Book: Digs, Dogs and Drama
Author: Rachna Singh
Genre: Fiction (Humour)
Published by: White Tarantula
Digs, Dogs and Drama (DDD) is a compilation of satirical writings about various day-to-day experiences. There's a total of 46 chapters, each narrating independent anecdotes, and can be read in any order.
DDD is about looking at world with 'humour-colored' glasses. The final write-up gives you a comical view of various routine things, like ordering a cake or a hotel stay and even bollywood movies.
The fun starts from the word go, when the author starts with this disclaimer -
"No animals or editors were harmed in the writing of this book!"
Most of the anecdotes are very good, a few average. All in all, a good read.
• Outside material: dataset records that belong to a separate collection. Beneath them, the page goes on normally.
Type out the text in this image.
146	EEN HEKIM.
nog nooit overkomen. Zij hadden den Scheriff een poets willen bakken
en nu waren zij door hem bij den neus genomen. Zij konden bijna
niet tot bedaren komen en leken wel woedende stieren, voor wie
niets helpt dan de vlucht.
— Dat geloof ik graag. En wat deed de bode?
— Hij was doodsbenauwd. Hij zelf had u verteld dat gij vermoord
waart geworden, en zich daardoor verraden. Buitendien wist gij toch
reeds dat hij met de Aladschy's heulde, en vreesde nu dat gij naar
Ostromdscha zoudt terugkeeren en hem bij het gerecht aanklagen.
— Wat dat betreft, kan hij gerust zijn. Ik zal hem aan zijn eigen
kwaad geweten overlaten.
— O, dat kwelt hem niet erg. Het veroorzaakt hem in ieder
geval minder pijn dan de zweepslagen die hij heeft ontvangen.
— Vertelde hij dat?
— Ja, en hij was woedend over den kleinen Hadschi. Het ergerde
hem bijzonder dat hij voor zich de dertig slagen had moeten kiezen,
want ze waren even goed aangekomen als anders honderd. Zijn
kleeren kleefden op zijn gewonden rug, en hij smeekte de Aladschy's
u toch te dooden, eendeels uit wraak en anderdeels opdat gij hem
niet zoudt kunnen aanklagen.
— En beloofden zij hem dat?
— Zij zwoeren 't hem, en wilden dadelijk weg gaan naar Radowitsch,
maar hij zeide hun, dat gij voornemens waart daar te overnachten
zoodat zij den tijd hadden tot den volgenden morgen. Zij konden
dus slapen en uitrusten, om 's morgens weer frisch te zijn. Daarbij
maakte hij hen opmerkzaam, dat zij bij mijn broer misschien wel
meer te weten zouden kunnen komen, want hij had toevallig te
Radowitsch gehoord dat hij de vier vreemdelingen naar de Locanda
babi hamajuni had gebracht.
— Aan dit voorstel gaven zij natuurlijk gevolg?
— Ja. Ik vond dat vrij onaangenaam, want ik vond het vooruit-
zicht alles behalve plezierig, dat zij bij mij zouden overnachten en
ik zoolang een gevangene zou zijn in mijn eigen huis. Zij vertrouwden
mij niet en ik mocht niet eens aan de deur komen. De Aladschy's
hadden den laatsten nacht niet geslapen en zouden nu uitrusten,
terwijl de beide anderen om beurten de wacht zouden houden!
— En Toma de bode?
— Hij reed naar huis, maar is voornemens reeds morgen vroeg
My personal favourite in DDD is the 'guide to Bangalore'.
The flip side is that some portions read as if the author is trying too hard to make them funny.
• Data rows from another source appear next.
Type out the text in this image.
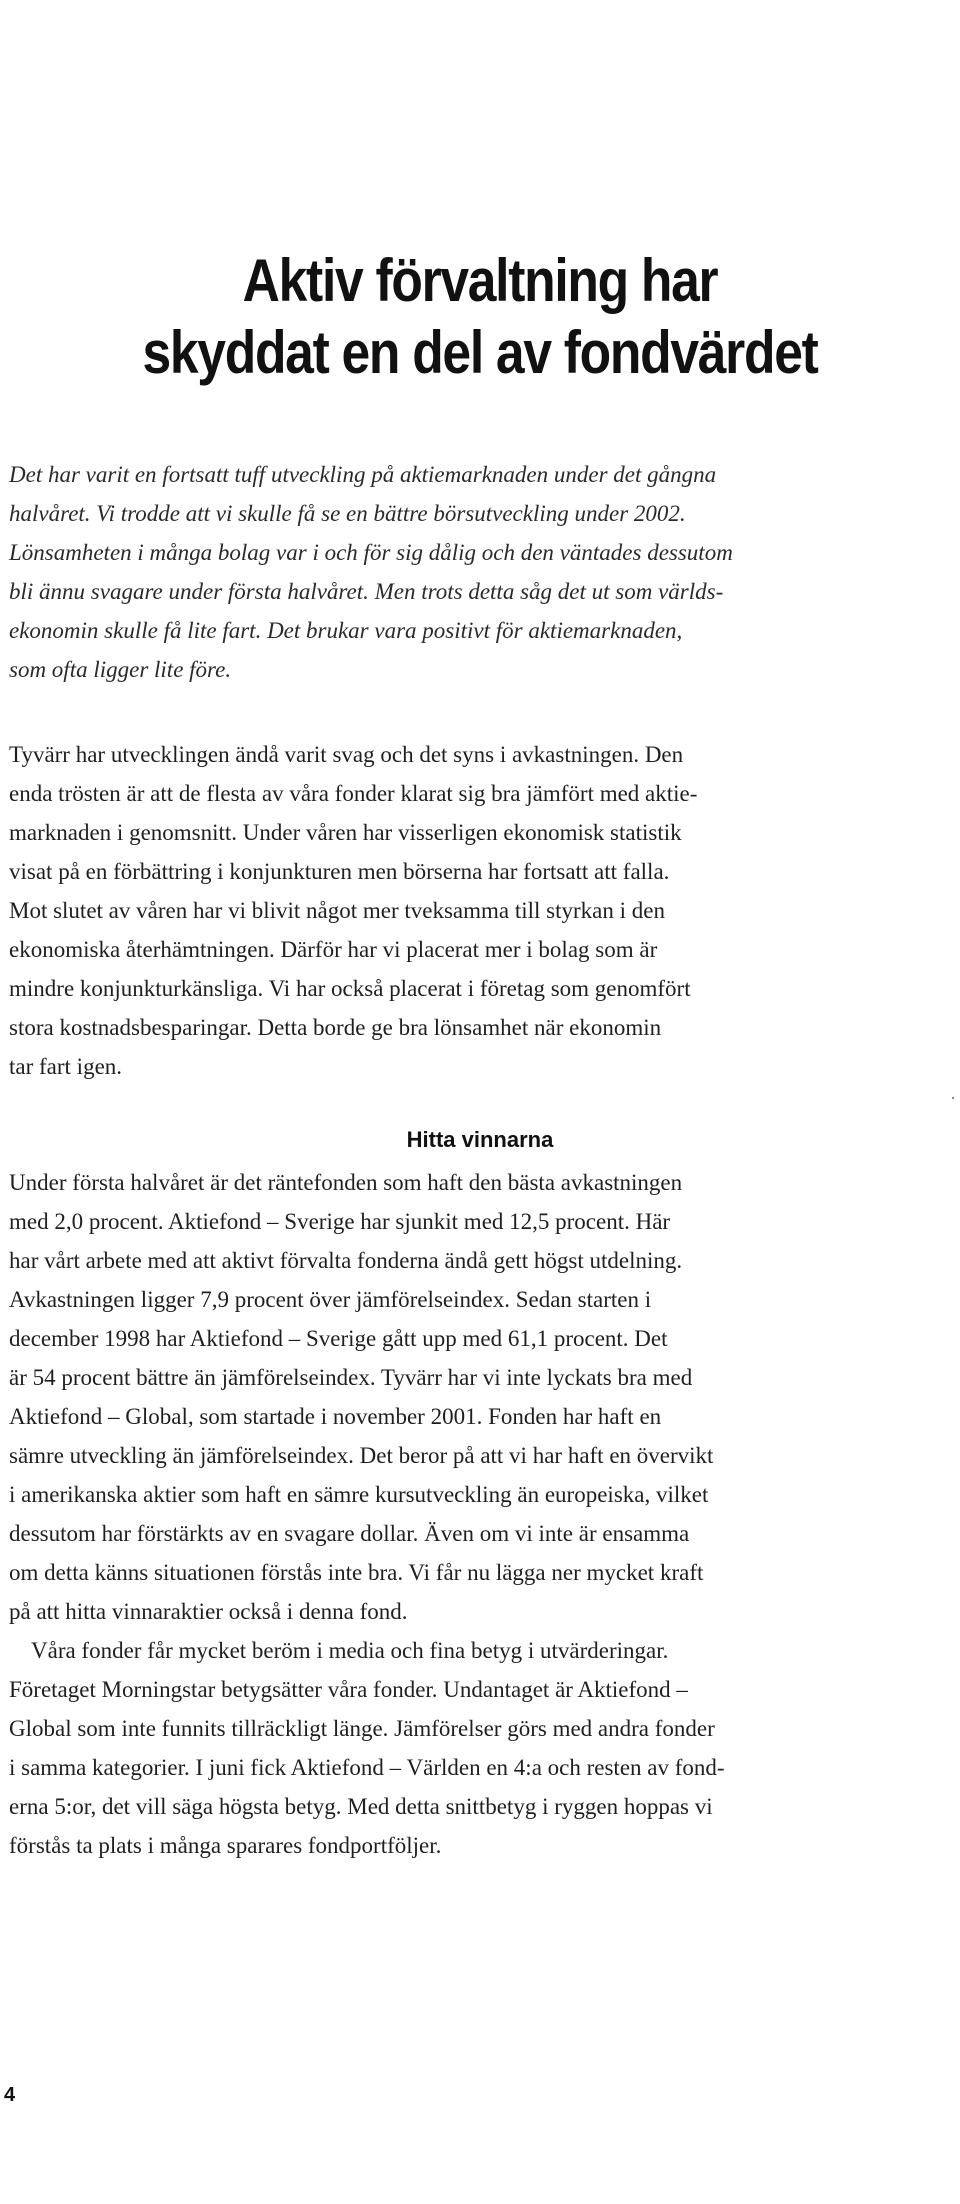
Aktiv förvaltning har
skyddat en del av fondvärdet

Det har varit en fortsatt tuff utveckling på aktiemarknaden under det gångna

halvåret. Vi trodde att vi skulle få se en bättre börsutveckling under 2002.

Lönsamheten i många bolag var i och för sig dålig och den väntades dessutom

bli ännu svagare under första halvåret. Men trots detta såg det ut som världs-

ekonomin skulle få lite fart. Det brukar vara positivt för aktiemarknaden,

som ofta ligger lite före.

Tyvärr har utvecklingen ändå varit svag och det syns i avkastningen. Den

enda trösten är att de flesta av våra fonder klarat sig bra jämfört med aktie-

marknaden i genomsnitt. Under våren har visserligen ekonomisk statistik

visat på en förbättring i konjunkturen men börserna har fortsatt att falla.

Mot slutet av våren har vi blivit något mer tveksamma till styrkan i den

ekonomiska återhämtningen. Därför har vi placerat mer i bolag som är

mindre konjunkturkänsliga. Vi har också placerat i företag som genomfört

stora kostnadsbesparingar. Detta borde ge bra lönsamhet när ekonomin

tar fart igen.

Hitta vinnarna

Under första halvåret är det räntefonden som haft den bästa avkastningen

med 2,0 procent. Aktiefond – Sverige har sjunkit med 12,5 procent. Här

har vårt arbete med att aktivt förvalta fonderna ändå gett högst utdelning.

Avkastningen ligger 7,9 procent över jämförelseindex. Sedan starten i

december 1998 har Aktiefond – Sverige gått upp med 61,1 procent. Det

är 54 procent bättre än jämförelseindex. Tyvärr har vi inte lyckats bra med

Aktiefond – Global, som startade i november 2001. Fonden har haft en

sämre utveckling än jämförelseindex. Det beror på att vi har haft en övervikt

i amerikanska aktier som haft en sämre kursutveckling än europeiska, vilket

dessutom har förstärkts av en svagare dollar. Även om vi inte är ensamma

om detta känns situationen förstås inte bra. Vi får nu lägga ner mycket kraft

på att hitta vinnaraktier också i denna fond.

Våra fonder får mycket beröm i media och fina betyg i utvärderingar.

Företaget Morningstar betygsätter våra fonder. Undantaget är Aktiefond –

Global som inte funnits tillräckligt länge. Jämförelser görs med andra fonder

i samma kategorier. I juni fick Aktiefond – Världen en 4:a och resten av fond-

erna 5:or, det vill säga högsta betyg. Med detta snittbetyg i ryggen hoppas vi

förstås ta plats i många sparares fondportföljer.

4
Also, there's the question whether one can get offended with such 'harmless' humour. I think, yes. I like to believe that I don't take myself too seriously, but a couple of things in this book made me a little uncomfortable. I could smile, let it go and read on.
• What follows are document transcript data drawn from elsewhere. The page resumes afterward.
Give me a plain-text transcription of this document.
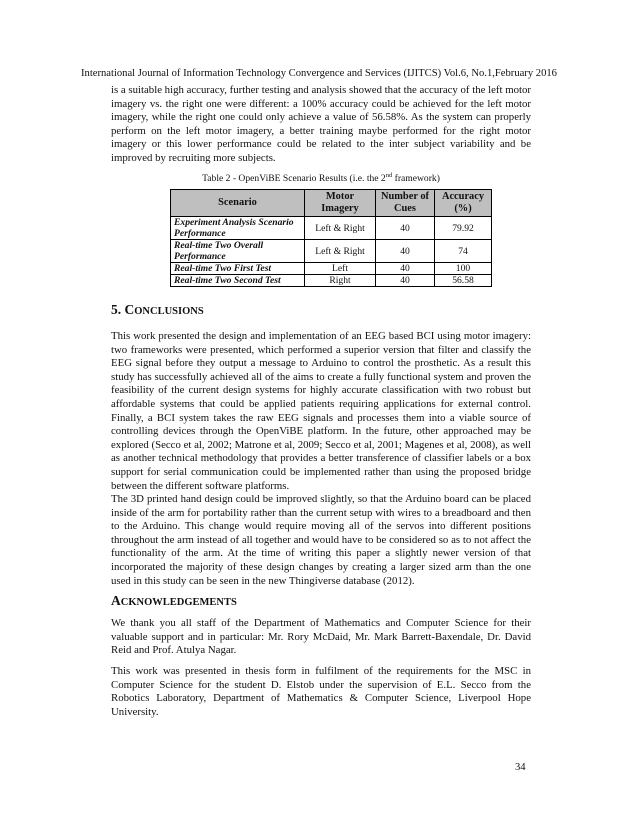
International Journal of Information Technology Convergence and Services (IJITCS) Vol.6, No.1,February 2016
is a suitable high accuracy, further testing and analysis showed that the accuracy of the left motor imagery vs. the right one were different: a 100% accuracy could be achieved for the left motor imagery, while the right one could only achieve a value of 56.58%. As the system can properly perform on the left motor imagery, a better training maybe performed for the right motor imagery or this lower performance could be related to the inter subject variability and be improved by recruiting more subjects.
Table 2 - OpenViBE Scenario Results (i.e. the 2nd framework)
Scenario	Motor Imagery	Number of Cues	Accuracy (%)
Experiment Analysis Scenario Performance	Left & Right	40	79.92
Real-time Two Overall Performance	Left & Right	40	74
Real-time Two First Test	Left	40	100
Real-time Two Second Test	Right	40	56.58
5. CONCLUSIONS
This work presented the design and implementation of an EEG based BCI using motor imagery: two frameworks were presented, which performed a superior version that filter and classify the EEG signal before they output a message to Arduino to control the prosthetic. As a result this study has successfully achieved all of the aims to create a fully functional system and proven the feasibility of the current design systems for highly accurate classification with two robust but affordable systems that could be applied patients requiring applications for external control. Finally, a BCI system takes the raw EEG signals and processes them into a viable source of controlling devices through the OpenViBE platform. In the future, other approached may be explored (Secco et al, 2002; Matrone et al, 2009; Secco et al, 2001; Magenes et al, 2008), as well as another technical methodology that provides a better transference of classifier labels or a box support for serial communication could be implemented rather than using the proposed bridge between the different software platforms.
The 3D printed hand design could be improved slightly, so that the Arduino board can be placed inside of the arm for portability rather than the current setup with wires to a breadboard and then to the Arduino. This change would require moving all of the servos into different positions throughout the arm instead of all together and would have to be considered so as to not affect the functionality of the arm. At the time of writing this paper a slightly newer version of that incorporated the majority of these design changes by creating a larger sized arm than the one used in this study can be seen in the new Thingiverse database (2012).
ACKNOWLEDGEMENTS
We thank you all staff of the Department of Mathematics and Computer Science for their valuable support and in particular: Mr. Rory McDaid, Mr. Mark Barrett-Baxendale, Dr. David Reid and Prof. Atulya Nagar.
This work was presented in thesis form in fulfilment of the requirements for the MSC in Computer Science for the student D. Elstob under the supervision of E.L. Secco from the Robotics Laboratory, Department of Mathematics & Computer Science, Liverpool Hope University.
34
DDD takes digs at caricatures of stereotypes.
A few interesting quotes from Digs, Dogs and Drama -
- 'Flat belly' is an oxymoron. If God intended it to be flat, he would have given us a board, not a belly.
- The word 'sneakers' means that it should allow you to sneak some bare essential stuff into the gym. Do check if the pair you are buying has enough space for a bar of chocolate.
- ...men don't really NOTICE things that are unsaid, simply insinuated or hinted. And women live with a mission of sensitizing them to NOTICE things.
- Amusement parks are places which have several fun rides that last for thirty seconds to two minutes each, with waiting times that, sometimes, exceed the time you took to deliver the same child who is the reason for you being there.
In the acknowledgements, the author writes about a reader of her previous book, looking for a 'message' in her writings, and being disappointed. She writes "The DDD series is about putting a smile on your faces: if you are looking for something with deep, meaningful message, they may not work for you."
I say, there is more than one purpose to this book and I'm assuming that holds true for the author's previous books too.
The first is entertainment. It makes you smile and thus entertains you... do you need to look for a moral then?
The second is that it inspires you to look at life, and what life offers you, with humour.
DDD is great for amusing, light reading.
Read this book, if you are capable of taking jokes with, not just a pinch of salt, but rather a handful of it. Or read it, if you want to develop that ability and have fun while doing so.
Digs, Dogs and Drama' is reviewed by me as part of Write Tribe's Books for Review Programme.